Premarital sex is VERY common, and always has been.
 
More than nine out of 10 Americans, men and women alike, have had premarital sex, according to a new study. The high rates extend even to women born in the 1940s, challenging perceptions that people were more chaste in the past.
“This is reality-check research,” said the study’s author, Lawrence Finer. “Premarital sex is normal behavior for the vast majority of Americans, and has been for decades.”
The study, examining how sexual behavior before marriage has changed over time, was based on interviews conducted with more than 38,000 people — about 33,000 of them women — in 1982, 1988, 1995 and 2002 for the federal National Survey of Family Growth. According to Finer’s analysis, 99 percent of the respondents had had sex by age 44, and 95 percent had done so before marriage.

Men cheat more than women.

While the odds suggest that men are somewhat more likely to cheat than women, a small study published in the Journal of Experimental Social Psychology in May 2009 suggests that women might be more likely than men to commit another relationship indiscretion—mate poaching. In fact, single women might be the likeliest to pursue mates who are already in relationships. Researchers based their study on the common complaint of single women: “All the good men are taken.” The study was fairly small but offers some support for the idea that single women are more likely to pursue men who are attached because the men have been “pre-screened” by other women.

Marriage can make you fat.

According to a study published last July in the journal Obesity, love + marriage = weight gain isn’t inevitable, but the odds are stacked in favor of some weight gain. The study looked at almost 1300 “romantic partners” and found women who lived with a partner for at least a year increased the likelihood of being obese.
For men, the odds of being obese doubled after 1 year of cohabitation. The study also found that couples who lived together for two or more years were significantly more likely to have at least one partner be obese, and they were also less physically active than couples who were dating.

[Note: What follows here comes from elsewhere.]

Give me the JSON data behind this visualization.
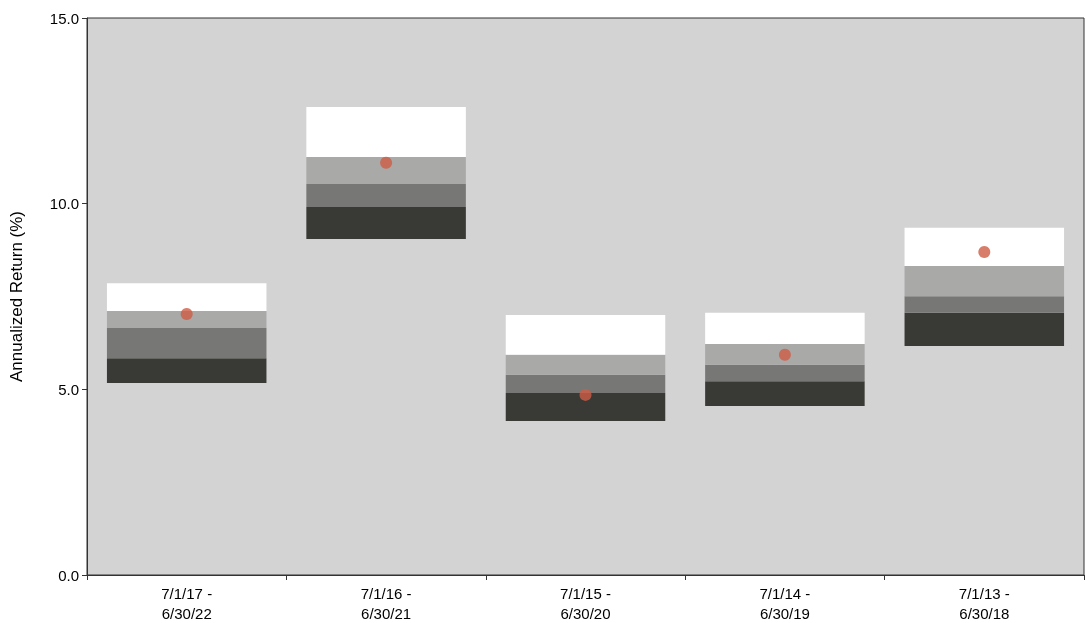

When living with your partner, less sex increases your chances of breaking up.

Prior research found that lower sexual frequency and satisfaction were associated with higher rates of divorce, but little research had examined the role of sexual activity in the dissolution of cohabiting unions. We drew upon social exchange theory to hypothesize why sexual frequency is more important in cohabitation: (a) cohabitors' lower costs of finding sexual alternatives, (b) cohabitors' lower barriers to ending the relationship in the form of union-specific economic and noneconomic capital, and (c) cohabitors' higher expectations for sexual activity.

Using the National Survey of Families and Households (N = 5,902), we examined the relationship between sexual frequency and union dissolution. Results indicated that low sexual frequency was associated with significantly higher rates of union dissolution among cohabitors than married couples.